High-resolution 3-D simulations show that disc-planet interactions do not significantly increase eccentricity for small planets at typical densities, but large planets and high densities can induce eccentricity growth, highlighting the importance of disc surface density profiles.

Contribution

This study demonstrates the threshold surface density needed for eccentricity growth in disc-planet interactions and emphasizes the impact of disc surface density profiles on this process.

Findings

Small planets do not show significant eccentricity growth at typical densities.

Large planets and high densities can induce eccentricity growth.

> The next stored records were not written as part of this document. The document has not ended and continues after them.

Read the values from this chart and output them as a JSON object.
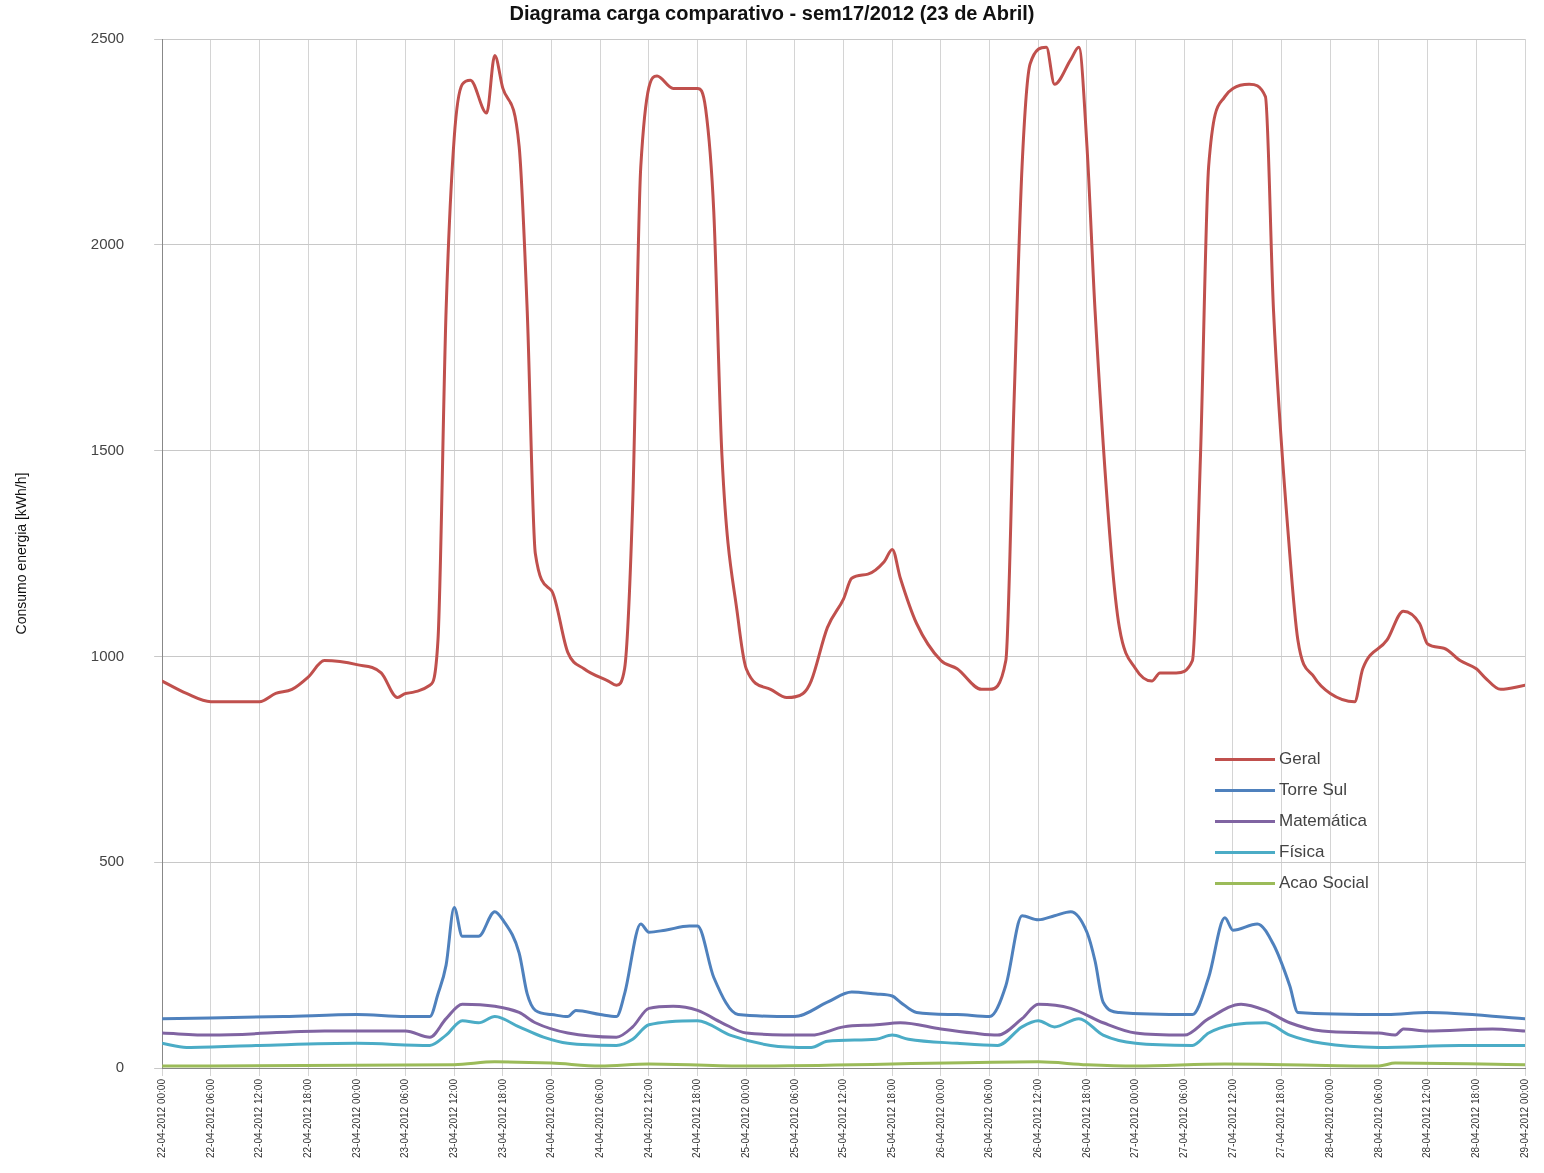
{
  "chart_data": {
    "type": "line",
    "title": "Diagrama carga comparativo - sem17/2012  (23 de Abril)",
    "ylabel": "Consumo energia [kWh/h]",
    "xlim": [
      "2012-04-22T00:00",
      "2012-04-29T00:00"
    ],
    "ylim": [
      0,
      2500
    ],
    "yticks": [
      0,
      500,
      1000,
      1500,
      2000,
      2500
    ],
    "xticks": [
      {
        "value": "2012-04-22T00:00",
        "label": "22-04-2012 00:00"
      },
      {
        "value": "2012-04-22T06:00",
        "label": "22-04-2012 06:00"
      },
      {
        "value": "2012-04-22T12:00",
        "label": "22-04-2012 12:00"
      },
      {
        "value": "2012-04-22T18:00",
        "label": "22-04-2012 18:00"
      },
      {
        "value": "2012-04-23T00:00",
        "label": "23-04-2012 00:00"
      },
      {
        "value": "2012-04-23T06:00",
        "label": "23-04-2012 06:00"
      },
      {
        "value": "2012-04-23T12:00",
        "label": "23-04-2012 12:00"
      },
      {
        "value": "2012-04-23T18:00",
        "label": "23-04-2012 18:00"
      },
      {
        "value": "2012-04-24T00:00",
        "label": "24-04-2012 00:00"
      },
      {
        "value": "2012-04-24T06:00",
        "label": "24-04-2012 06:00"
      },
      {
        "value": "2012-04-24T12:00",
        "label": "24-04-2012 12:00"
      },
      {
        "value": "2012-04-24T18:00",
        "label": "24-04-2012 18:00"
      },
      {
        "value": "2012-04-25T00:00",
        "label": "25-04-2012 00:00"
      },
      {
        "value": "2012-04-25T06:00",
        "label": "25-04-2012 06:00"
      },
      {
        "value": "2012-04-25T12:00",
        "label": "25-04-2012 12:00"
      },
      {
        "value": "2012-04-25T18:00",
        "label": "25-04-2012 18:00"
      },
      {
        "value": "2012-04-26T00:00",
        "label": "26-04-2012 00:00"
      },
      {
        "value": "2012-04-26T06:00",
        "label": "26-04-2012 06:00"
      },
      {
        "value": "2012-04-26T12:00",
        "label": "26-04-2012 12:00"
      },
      {
        "value": "2012-04-26T18:00",
        "label": "26-04-2012 18:00"
      },
      {
        "value": "2012-04-27T00:00",
        "label": "27-04-2012 00:00"
      },
      {
        "value": "2012-04-27T06:00",
        "label": "27-04-2012 06:00"
      },
      {
        "value": "2012-04-27T12:00",
        "label": "27-04-2012 12:00"
      },
      {
        "value": "2012-04-27T18:00",
        "label": "27-04-2012 18:00"
      },
      {
        "value": "2012-04-28T00:00",
        "label": "28-04-2012 00:00"
      },
      {
        "value": "2012-04-28T06:00",
        "label": "28-04-2012 06:00"
      },
      {
        "value": "2012-04-28T12:00",
        "label": "28-04-2012 12:00"
      },
      {
        "value": "2012-04-28T18:00",
        "label": "28-04-2012 18:00"
      },
      {
        "value": "2012-04-29T00:00",
        "label": "29-04-2012 00:00"
      }
    ],
    "grid": true,
    "legend": "right",
    "marker": "none",
    "line_style": "solid",
    "series": [
      {
        "name": "Geral",
        "color": "#c0504d",
        "x": [
          "2012-04-22T00:00",
          "2012-04-22T03:00",
          "2012-04-22T06:00",
          "2012-04-22T12:00",
          "2012-04-22T14:00",
          "2012-04-22T16:00",
          "2012-04-22T18:00",
          "2012-04-22T20:00",
          "2012-04-23T00:00",
          "2012-04-23T03:00",
          "2012-04-23T05:00",
          "2012-04-23T06:00",
          "2012-04-23T09:00",
          "2012-04-23T10:00",
          "2012-04-23T11:00",
          "2012-04-23T12:00",
          "2012-04-23T13:00",
          "2012-04-23T14:00",
          "2012-04-23T16:00",
          "2012-04-23T17:00",
          "2012-04-23T18:00",
          "2012-04-23T20:00",
          "2012-04-23T21:00",
          "2012-04-23T22:00",
          "2012-04-24T00:00",
          "2012-04-24T02:00",
          "2012-04-24T04:00",
          "2012-04-24T07:00",
          "2012-04-24T08:00",
          "2012-04-24T09:00",
          "2012-04-24T10:00",
          "2012-04-24T11:00",
          "2012-04-24T13:00",
          "2012-04-24T15:00",
          "2012-04-24T18:00",
          "2012-04-24T19:00",
          "2012-04-24T20:00",
          "2012-04-24T21:00",
          "2012-04-24T23:00",
          "2012-04-25T00:00",
          "2012-04-25T03:00",
          "2012-04-25T05:00",
          "2012-04-25T07:00",
          "2012-04-25T08:00",
          "2012-04-25T10:00",
          "2012-04-25T12:00",
          "2012-04-25T13:00",
          "2012-04-25T15:00",
          "2012-04-25T17:00",
          "2012-04-25T18:00",
          "2012-04-25T19:00",
          "2012-04-25T21:00",
          "2012-04-26T00:00",
          "2012-04-26T02:00",
          "2012-04-26T05:00",
          "2012-04-26T06:00",
          "2012-04-26T08:00",
          "2012-04-26T09:00",
          "2012-04-26T10:00",
          "2012-04-26T11:00",
          "2012-04-26T13:00",
          "2012-04-26T14:00",
          "2012-04-26T16:00",
          "2012-04-26T17:00",
          "2012-04-26T18:00",
          "2012-04-26T19:00",
          "2012-04-26T21:00",
          "2012-04-26T22:00",
          "2012-04-27T00:00",
          "2012-04-27T02:00",
          "2012-04-27T03:00",
          "2012-04-27T05:00",
          "2012-04-27T07:00",
          "2012-04-27T08:00",
          "2012-04-27T09:00",
          "2012-04-27T11:00",
          "2012-04-27T12:00",
          "2012-04-27T14:00",
          "2012-04-27T16:00",
          "2012-04-27T17:00",
          "2012-04-27T19:00",
          "2012-04-27T20:00",
          "2012-04-27T22:00",
          "2012-04-28T00:00",
          "2012-04-28T03:00",
          "2012-04-28T04:00",
          "2012-04-28T07:00",
          "2012-04-28T09:00",
          "2012-04-28T11:00",
          "2012-04-28T12:00",
          "2012-04-28T14:00",
          "2012-04-28T16:00",
          "2012-04-28T18:00",
          "2012-04-28T19:00",
          "2012-04-28T21:00",
          "2012-04-29T00:00"
        ],
        "values": [
          940,
          910,
          890,
          890,
          910,
          920,
          950,
          990,
          980,
          960,
          900,
          910,
          930,
          1040,
          1840,
          2260,
          2390,
          2400,
          2320,
          2460,
          2380,
          2240,
          1840,
          1250,
          1160,
          1010,
          970,
          940,
          930,
          970,
          1370,
          2190,
          2410,
          2380,
          2380,
          2330,
          2080,
          1490,
          1090,
          970,
          920,
          900,
          910,
          940,
          1070,
          1140,
          1190,
          1200,
          1230,
          1260,
          1190,
          1080,
          990,
          970,
          920,
          920,
          990,
          1610,
          2190,
          2440,
          2480,
          2390,
          2450,
          2480,
          2240,
          1840,
          1250,
          1070,
          970,
          940,
          960,
          960,
          990,
          1490,
          2190,
          2360,
          2380,
          2390,
          2360,
          1840,
          1250,
          1040,
          950,
          910,
          890,
          970,
          1040,
          1110,
          1080,
          1030,
          1020,
          990,
          970,
          950,
          920,
          930
        ]
      },
      {
        "name": "Torre Sul",
        "color": "#4f81bd",
        "x": [
          "2012-04-22T00:00",
          "2012-04-22T15:00",
          "2012-04-23T00:00",
          "2012-04-23T06:00",
          "2012-04-23T09:00",
          "2012-04-23T10:00",
          "2012-04-23T11:00",
          "2012-04-23T12:00",
          "2012-04-23T13:00",
          "2012-04-23T15:00",
          "2012-04-23T17:00",
          "2012-04-23T18:00",
          "2012-04-23T20:00",
          "2012-04-23T21:00",
          "2012-04-23T22:00",
          "2012-04-24T00:00",
          "2012-04-24T02:00",
          "2012-04-24T03:00",
          "2012-04-24T06:00",
          "2012-04-24T08:00",
          "2012-04-24T09:00",
          "2012-04-24T11:00",
          "2012-04-24T12:00",
          "2012-04-24T14:00",
          "2012-04-24T17:00",
          "2012-04-24T18:00",
          "2012-04-24T20:00",
          "2012-04-24T23:00",
          "2012-04-25T06:00",
          "2012-04-25T10:00",
          "2012-04-25T13:00",
          "2012-04-25T16:00",
          "2012-04-25T18:00",
          "2012-04-25T19:00",
          "2012-04-25T21:00",
          "2012-04-26T02:00",
          "2012-04-26T06:00",
          "2012-04-26T08:00",
          "2012-04-26T10:00",
          "2012-04-26T12:00",
          "2012-04-26T14:00",
          "2012-04-26T16:00",
          "2012-04-26T18:00",
          "2012-04-26T19:00",
          "2012-04-26T20:00",
          "2012-04-26T22:00",
          "2012-04-27T07:00",
          "2012-04-27T09:00",
          "2012-04-27T11:00",
          "2012-04-27T12:00",
          "2012-04-27T15:00",
          "2012-04-27T17:00",
          "2012-04-27T19:00",
          "2012-04-27T20:00",
          "2012-04-28T07:00",
          "2012-04-28T12:00",
          "2012-04-29T00:00"
        ],
        "values": [
          120,
          125,
          130,
          125,
          125,
          180,
          250,
          390,
          320,
          320,
          380,
          360,
          280,
          180,
          140,
          130,
          125,
          140,
          130,
          125,
          180,
          350,
          330,
          335,
          345,
          345,
          220,
          130,
          125,
          160,
          185,
          180,
          175,
          160,
          135,
          130,
          125,
          200,
          370,
          360,
          370,
          380,
          330,
          260,
          160,
          135,
          130,
          220,
          365,
          335,
          350,
          300,
          200,
          135,
          130,
          135,
          120
        ]
      },
      {
        "name": "Matemática",
        "color": "#8064a2",
        "x": [
          "2012-04-22T00:00",
          "2012-04-22T06:00",
          "2012-04-22T20:00",
          "2012-04-23T06:00",
          "2012-04-23T09:00",
          "2012-04-23T11:00",
          "2012-04-23T13:00",
          "2012-04-23T17:00",
          "2012-04-23T20:00",
          "2012-04-23T22:00",
          "2012-04-24T02:00",
          "2012-04-24T08:00",
          "2012-04-24T10:00",
          "2012-04-24T12:00",
          "2012-04-24T15:00",
          "2012-04-24T18:00",
          "2012-04-24T21:00",
          "2012-04-25T00:00",
          "2012-04-25T08:00",
          "2012-04-25T12:00",
          "2012-04-25T16:00",
          "2012-04-25T19:00",
          "2012-04-26T00:00",
          "2012-04-26T04:00",
          "2012-04-26T07:00",
          "2012-04-26T10:00",
          "2012-04-26T12:00",
          "2012-04-26T16:00",
          "2012-04-26T20:00",
          "2012-04-27T00:00",
          "2012-04-27T06:00",
          "2012-04-27T09:00",
          "2012-04-27T13:00",
          "2012-04-27T16:00",
          "2012-04-27T19:00",
          "2012-04-27T23:00",
          "2012-04-28T06:00",
          "2012-04-28T08:00",
          "2012-04-28T09:00",
          "2012-04-28T12:00",
          "2012-04-28T20:00",
          "2012-04-29T00:00"
        ],
        "values": [
          85,
          80,
          90,
          90,
          75,
          120,
          155,
          150,
          135,
          110,
          85,
          75,
          100,
          145,
          150,
          140,
          110,
          85,
          80,
          100,
          105,
          110,
          95,
          85,
          80,
          120,
          155,
          145,
          110,
          85,
          80,
          120,
          155,
          140,
          110,
          90,
          85,
          80,
          95,
          90,
          95,
          90
        ]
      },
      {
        "name": "Física",
        "color": "#4bacc6",
        "x": [
          "2012-04-22T00:00",
          "2012-04-22T03:00",
          "2012-04-22T12:00",
          "2012-04-23T00:00",
          "2012-04-23T09:00",
          "2012-04-23T11:00",
          "2012-04-23T13:00",
          "2012-04-23T15:00",
          "2012-04-23T17:00",
          "2012-04-23T20:00",
          "2012-04-23T23:00",
          "2012-04-24T02:00",
          "2012-04-24T08:00",
          "2012-04-24T10:00",
          "2012-04-24T12:00",
          "2012-04-24T18:00",
          "2012-04-24T22:00",
          "2012-04-25T03:00",
          "2012-04-25T08:00",
          "2012-04-25T10:00",
          "2012-04-25T16:00",
          "2012-04-25T18:00",
          "2012-04-25T20:00",
          "2012-04-26T02:00",
          "2012-04-26T07:00",
          "2012-04-26T10:00",
          "2012-04-26T12:00",
          "2012-04-26T14:00",
          "2012-04-26T17:00",
          "2012-04-26T20:00",
          "2012-04-27T00:00",
          "2012-04-27T07:00",
          "2012-04-27T09:00",
          "2012-04-27T12:00",
          "2012-04-27T16:00",
          "2012-04-27T19:00",
          "2012-04-27T23:00",
          "2012-04-28T06:00",
          "2012-04-28T16:00",
          "2012-04-29T00:00"
        ],
        "values": [
          60,
          50,
          55,
          60,
          55,
          80,
          115,
          110,
          125,
          100,
          75,
          60,
          55,
          70,
          105,
          115,
          80,
          55,
          50,
          65,
          70,
          80,
          70,
          60,
          55,
          100,
          115,
          100,
          120,
          80,
          60,
          55,
          85,
          105,
          110,
          80,
          60,
          50,
          55,
          55
        ]
      },
      {
        "name": "Acao Social",
        "color": "#9bbb59",
        "x": [
          "2012-04-22T00:00",
          "2012-04-23T12:00",
          "2012-04-23T17:00",
          "2012-04-24T00:00",
          "2012-04-24T06:00",
          "2012-04-24T12:00",
          "2012-04-25T00:00",
          "2012-04-26T12:00",
          "2012-04-26T18:00",
          "2012-04-27T00:00",
          "2012-04-27T11:00",
          "2012-04-28T06:00",
          "2012-04-28T08:00",
          "2012-04-29T00:00"
        ],
        "values": [
          5,
          8,
          15,
          12,
          5,
          10,
          5,
          15,
          8,
          5,
          10,
          5,
          12,
          8
        ]
      }
    ]
  }
}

Disc surface density profile strongly influences eccentricity evolution.

Abstract

We present high resolution 3-D simulations of the planet-disc interaction using smoothed particle hydrodynamics, to investigate the possibility of driving eccentricity growth by this mechanism. For models with a given disc viscosity (\alpha = 0.01), we find that for small planet masses (a few Jupiter masses) and canonical surface densities, no significant eccentricity growth is seen over the duration of our simulations. This contrasts with the limiting case of large planet mass (over twenty Jupiter masses) and extremely high surface densities, where we find eccentricity growth in agreement with previously published results. We identify the cause of this as being a threshold surface density for a given planet mass below which eccentricity growth cannot be excited by this method. Further, the radial profile of the disc surface density is found to have a stronger effect on eccentricity growth than previously acknowledged, implying that care must be taken when contrasting results from different disc models. We discuss the implication of this result for real planets embedded in gaseous discs, and suggest that the disc-planet interaction does not contribute significantly to observed exoplanet eccentricities.